Rock the Kasbah

Oh Morocco. Where do I even begin? One-legged taxi drivers, mint gas masks, haggling heaven… It was complete sensory overload.

  • Exhaust, incense, urine, cinnamon, cigarette smoke, mint, citrus…
  • Walls and houses a thousand shades of red and pink (coral, salmon, rust), a rainbow of leather, beads & spices, sun-saturated brightness, green palm trees arching upward…
  • Hot and refreshing mint tea, cumin and ginger tangines, chewy coconutty macaroons, licorice sticks (the real deal)…
  • Horns blasting, “Bonjour!”, “Hola mi amigos!”, engines revving, birds chirping, “Come my friend, looking is free”, the Muslim call to prayer, and my favourite: “No money, no honey!”

All happening simultaneously…

img_0965small.jpg I was quite struck by how non-Western Marrakesh is. The majority of the adults here wear traditional robes and most of the women wear head coverings. So, with our western attire, light skin and my blond hair we screamed TOURISTS. After our first few hours there, having already been given advice and (wrong) directions by a handful of little boys (who then demanded money) and having been accosted by numerous shopkeepers in multiple languages, we were determined to buy robes and head coverings for ourselves in the desperate attempt to blend in. But unfortunately our limited cash and intimidation at haggling with the souk merchants prevented this.

So we blended in just like a punk rocker at a black tie ball.

the never-ending souks

Still, we managed to have a great time exploring souks, palaces, gardens and the maze-like streets. We got a bit better at haggling (after being ripped off grandly) and managed to do most of our Christmas shopping. All of the handicrafts on sale are unique, gorgeous and cheap… if not for our strict baggage restrictions and lack of funds, I think I would have bought enough to furnish a house.

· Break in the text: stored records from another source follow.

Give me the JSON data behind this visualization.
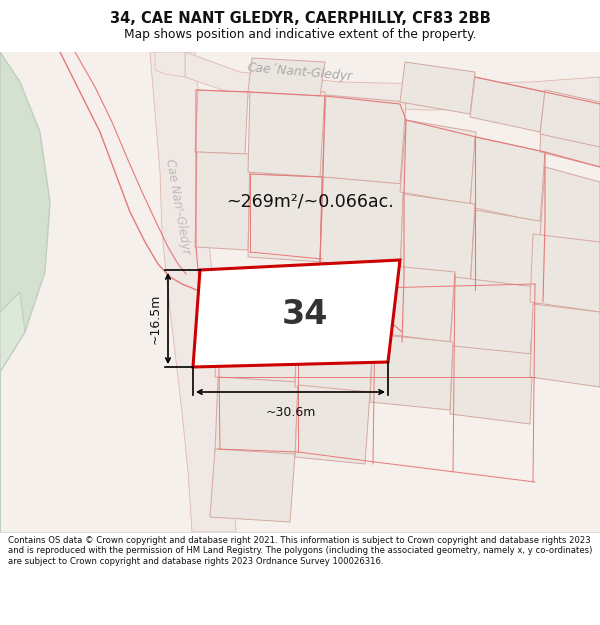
{
  "title": "34, CAE NANT GLEDYR, CAERPHILLY, CF83 2BB",
  "subtitle": "Map shows position and indicative extent of the property.",
  "footer": "Contains OS data © Crown copyright and database right 2021. This information is subject to Crown copyright and database rights 2023 and is reproduced with the permission of HM Land Registry. The polygons (including the associated geometry, namely x, y co-ordinates) are subject to Crown copyright and database rights 2023 Ordnance Survey 100026316.",
  "area_text": "~269m²/~0.066ac.",
  "plot_number": "34",
  "dim_width": "~30.6m",
  "dim_height": "~16.5m",
  "map_bg": "#f5f0eb",
  "green_color": "#d4e0d0",
  "green_edge": "#c0cec0",
  "building_fill": "#e8e2dc",
  "building_edge": "#d4a0a0",
  "road_fill": "#f0e8e4",
  "road_edge": "#e0b8b0",
  "plot_fill": "#ffffff",
  "plot_edge": "#cc0000",
  "parcel_fill": "#ece6e0",
  "parcel_edge": "#d4a8a0",
  "street_label": "Cae´Nant-Gledyr",
  "street_label2": "Cae Nant´-Gledyr"
}
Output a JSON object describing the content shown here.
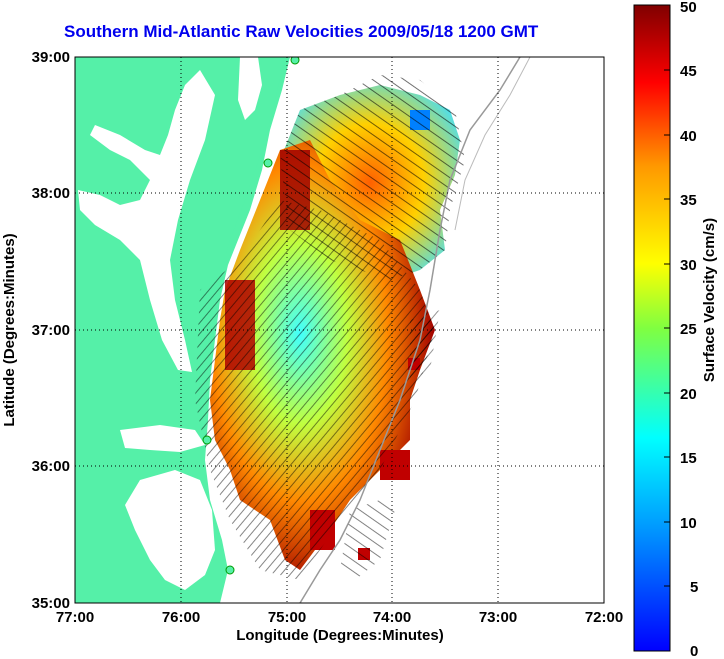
{
  "title": "Southern Mid-Atlantic Raw Velocities 2009/05/18 1200 GMT",
  "map": {
    "xlabel": "Longitude (Degrees:Minutes)",
    "ylabel": "Latitude (Degrees:Minutes)",
    "x_ticks": [
      "77:00",
      "76:00",
      "75:00",
      "74:00",
      "73:00",
      "72:00"
    ],
    "y_ticks": [
      "39:00",
      "38:00",
      "37:00",
      "36:00",
      "35:00"
    ],
    "lon_range": [
      -77,
      -72
    ],
    "lat_range": [
      35,
      39
    ],
    "land_color": "#55f0a8",
    "ocean_color": "#ffffff",
    "grid": "dotted"
  },
  "colorbar": {
    "label": "Surface Velocity (cm/s)",
    "ticks": [
      "50",
      "45",
      "40",
      "35",
      "30",
      "25",
      "20",
      "15",
      "10",
      "5",
      "0"
    ],
    "range": [
      0,
      50
    ],
    "colormap": "jet"
  }
}
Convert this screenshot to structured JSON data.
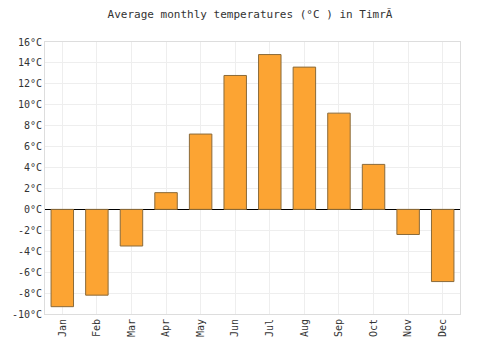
{
  "chart_data": {
    "type": "bar",
    "title": "Average monthly temperatures (°C ) in TimrÃ",
    "categories": [
      "Jan",
      "Feb",
      "Mar",
      "Apr",
      "May",
      "Jun",
      "Jul",
      "Aug",
      "Sep",
      "Oct",
      "Nov",
      "Dec"
    ],
    "values": [
      -9.3,
      -8.2,
      -3.5,
      1.6,
      7.2,
      12.8,
      14.8,
      13.6,
      9.2,
      4.3,
      -2.4,
      -6.9
    ],
    "color": "#fca433",
    "ylim": [
      -10,
      16
    ],
    "yticks": [
      {
        "value": -10,
        "label": "-10°C"
      },
      {
        "value": -8,
        "label": "-8°C"
      },
      {
        "value": -6,
        "label": "-6°C"
      },
      {
        "value": -4,
        "label": "-4°C"
      },
      {
        "value": -2,
        "label": "-2°C"
      },
      {
        "value": 0,
        "label": "0°C"
      },
      {
        "value": 2,
        "label": "2°C"
      },
      {
        "value": 4,
        "label": "4°C"
      },
      {
        "value": 6,
        "label": "6°C"
      },
      {
        "value": 8,
        "label": "8°C"
      },
      {
        "value": 10,
        "label": "10°C"
      },
      {
        "value": 12,
        "label": "12°C"
      },
      {
        "value": 14,
        "label": "14°C"
      },
      {
        "value": 16,
        "label": "16°C"
      }
    ],
    "grid": true
  }
}
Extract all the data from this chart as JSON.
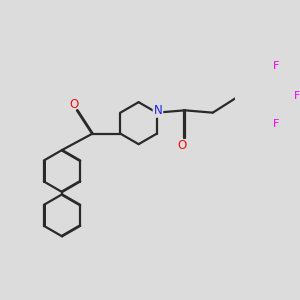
{
  "bg_color": "#dcdcdc",
  "bond_color": "#2a2a2a",
  "N_color": "#2020ee",
  "O_color": "#ee1010",
  "F_color": "#ee00ee",
  "line_width": 1.6,
  "dbo": 0.014,
  "figsize": [
    3.0,
    3.0
  ],
  "dpi": 100,
  "xlim": [
    0,
    10
  ],
  "ylim": [
    0,
    10
  ]
}
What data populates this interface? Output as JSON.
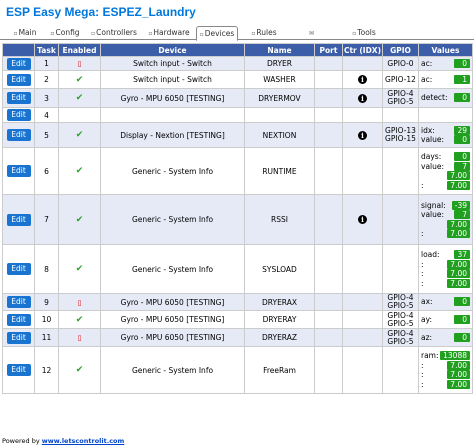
{
  "title": "ESP Easy Mega: ESPEZ_Laundry",
  "tabs": [
    {
      "label": "Main",
      "icon": "home-icon"
    },
    {
      "label": "Config",
      "icon": "config-icon"
    },
    {
      "label": "Controllers",
      "icon": "controllers-icon"
    },
    {
      "label": "Hardware",
      "icon": "hardware-icon"
    },
    {
      "label": "Devices",
      "icon": "devices-icon",
      "active": true
    },
    {
      "label": "Rules",
      "icon": "rules-icon"
    },
    {
      "label": "Notifications",
      "icon": "mail-icon"
    },
    {
      "label": "Tools",
      "icon": "tools-icon"
    }
  ],
  "table": {
    "headers": [
      "",
      "Task",
      "Enabled",
      "Device",
      "Name",
      "Port",
      "Ctr (IDX)",
      "GPIO",
      "Values"
    ],
    "edit_label": "Edit",
    "rows": [
      {
        "task": "1",
        "enabled": "no",
        "device": "Switch input - Switch",
        "name": "DRYER",
        "ctr": "",
        "gpio": [
          "GPIO-0"
        ],
        "values": [
          {
            "n": "ac:",
            "v": "0"
          }
        ]
      },
      {
        "task": "2",
        "enabled": "yes",
        "device": "Switch input - Switch",
        "name": "WASHER",
        "ctr": "info",
        "gpio": [
          "GPIO-12"
        ],
        "values": [
          {
            "n": "ac:",
            "v": "1"
          }
        ]
      },
      {
        "task": "3",
        "enabled": "yes",
        "device": "Gyro - MPU 6050 [TESTING]",
        "name": "DRYERMOV",
        "ctr": "info",
        "gpio": [
          "GPIO-4",
          "GPIO-5"
        ],
        "values": [
          {
            "n": "detect:",
            "v": "0"
          }
        ]
      },
      {
        "task": "4",
        "enabled": "",
        "device": "",
        "name": "",
        "ctr": "",
        "gpio": [],
        "values": []
      },
      {
        "task": "5",
        "enabled": "yes",
        "device": "Display - Nextion [TESTING]",
        "name": "NEXTION",
        "ctr": "info",
        "gpio": [
          "GPIO-13",
          "GPIO-15"
        ],
        "values": [
          {
            "n": "idx:",
            "v": "29"
          },
          {
            "n": "value:",
            "v": "0"
          }
        ]
      },
      {
        "task": "6",
        "enabled": "yes",
        "device": "Generic - System Info",
        "name": "RUNTIME",
        "ctr": "",
        "gpio": [],
        "values": [
          {
            "n": "days:",
            "v": "0"
          },
          {
            "n": "value:",
            "v": "7"
          },
          {
            "n": "",
            "v": "7.00"
          },
          {
            "n": ":",
            "v": "7.00"
          }
        ]
      },
      {
        "task": "7",
        "enabled": "yes",
        "device": "Generic - System Info",
        "name": "RSSI",
        "ctr": "info",
        "gpio": [],
        "values": [
          {
            "n": "signal:",
            "v": "-39"
          },
          {
            "n": "value:",
            "v": "7"
          },
          {
            "n": "",
            "v": "7.00"
          },
          {
            "n": ":",
            "v": "7.00"
          }
        ]
      },
      {
        "task": "8",
        "enabled": "yes",
        "device": "Generic - System Info",
        "name": "SYSLOAD",
        "ctr": "",
        "gpio": [],
        "values": [
          {
            "n": "load:",
            "v": "37"
          },
          {
            "n": ":",
            "v": "7.00"
          },
          {
            "n": ":",
            "v": "7.00"
          },
          {
            "n": ":",
            "v": "7.00"
          }
        ]
      },
      {
        "task": "9",
        "enabled": "no",
        "device": "Gyro - MPU 6050 [TESTING]",
        "name": "DRYERAX",
        "ctr": "",
        "gpio": [
          "GPIO-4",
          "GPIO-5"
        ],
        "values": [
          {
            "n": "ax:",
            "v": "0"
          }
        ]
      },
      {
        "task": "10",
        "enabled": "yes",
        "device": "Gyro - MPU 6050 [TESTING]",
        "name": "DRYERAY",
        "ctr": "",
        "gpio": [
          "GPIO-4",
          "GPIO-5"
        ],
        "values": [
          {
            "n": "ay:",
            "v": "0"
          }
        ]
      },
      {
        "task": "11",
        "enabled": "no",
        "device": "Gyro - MPU 6050 [TESTING]",
        "name": "DRYERAZ",
        "ctr": "",
        "gpio": [
          "GPIO-4",
          "GPIO-5"
        ],
        "values": [
          {
            "n": "az:",
            "v": "0"
          }
        ]
      },
      {
        "task": "12",
        "enabled": "yes",
        "device": "Generic - System Info",
        "name": "FreeRam",
        "ctr": "",
        "gpio": [],
        "values": [
          {
            "n": "ram:",
            "v": "13088"
          },
          {
            "n": ":",
            "v": "7.00"
          },
          {
            "n": ":",
            "v": "7.00"
          },
          {
            "n": ":",
            "v": "7.00"
          }
        ]
      }
    ]
  },
  "footer": {
    "prefix": "Powered by ",
    "link": "www.letscontrolit.com"
  },
  "colors": {
    "header_bg": "#3c5ea8",
    "accent": "#0077dd",
    "badge": "#21a020",
    "edit": "#1874d0",
    "alt_row": "#e6eaf7"
  }
}
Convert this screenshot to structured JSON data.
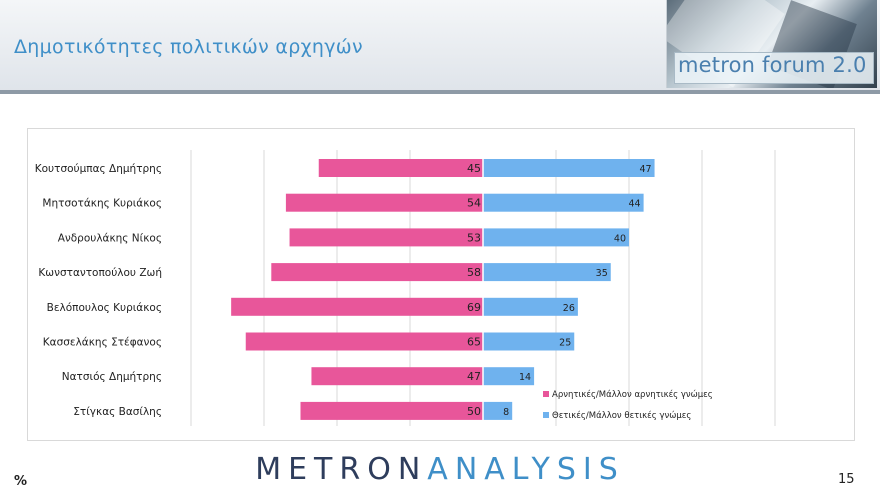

The weather was amazing – cool in the mornings and evenings, filled with intense sunshine and a cool breeze during the day. If only that breeze wasn’t blended in with so much exhaust smoke! By day 3 my whole respiratory system felt on the verge of collapse. I’m sure visiting the tanneries, where they process leather in traditional methods, didn’t help. Among the (sometimes carcinogenic) concoctions that men are working waist-deep in: bleach flour and pigeon poo. The smells were awful! Thankfully we were given sprigs of fresh mint leaves to put in front of our noses during our visit.

Jemaa el Fna is the main plaza packed with fresh juice stalls, carts packed with robust piles of dried fruit delicacies, fortune tellers, snake charmers, henna artists, story tellers, musicians and people. At night it fills with food stalls with aggressive waiters and the smell of bubbling tangines. It’s like carnival without a tent.

Jemaa el Fna at dusk

By the fourth day we were completely city’d-out and decided to take a day trip to the Atlas Mountains. There was no public transport so the only way to get there was by taxi, which by western standards was dirt cheap. Determined to make it even cheaper, however, we set about on a hunt for others to share the ride with. After over an hour of searching, and having walked all over the city, Mohamed came like a vision of an oasis in the desert!

And thus we gave up the idea of a shared taxi and hopped into his old, light yellow Mercedes. Just accelerating to 20mph the car made enough scratching and grinding noses to make us pray it wouldn’t burst into flames at the next intersection. But soon the car’s disconcerting sounds were drowned out by loud Berber music playing on a cassette tape.

Our friendly taxi driver had only one leg. It turns out when he was a teenager he was riding a moped and got in a accident that cost him his leg. But he wasn’t even close to searching for self-pity: “It was my destiny,” he explained, “but I’m happy, I have a good job, a wife and two children.” Still, you would think loosing his leg in an auto accident would make him somewhat cautious while on the road. But no… he was quite daring in his passing exploits. Nevertheless we arrived in Setti Fatma safely.

Looking down on Setti FatmaThe minute we got out of the car we had about 10 Moroccans offer to be our guide and take us to a waterfall. We kindly refused and began our hike. We’d hiked for a while on a crowded trail that went to a waterfall and then began blazing a bit of our own trail up the mountainside. Then we found a nice trail and continued our climb passing more waterfalls until the trail really ended. Nevertheless, we knew both snow & great views were above us so we scrambled/rock climbed for almost 2 hours up the steep pink rock until we arrived at a splendid lunch spot overlooking the whole valley. We ventured until we saw a herd of goats and then we spied a shepherd coming up a trail on the opposite side of the mountain. So we tried to follow the shepherd’s “path” home but mainly succeeded in slipping and sliding down the loose rocky mountainside. But at last we made it back to the village (with bloody hands from falls) to enjoy some delicious mint tea!

The next day we returned to England, our lungs overjoyed with the pristine country air once more but our whole bodies longing for the warmth of the sunshine of Morocco.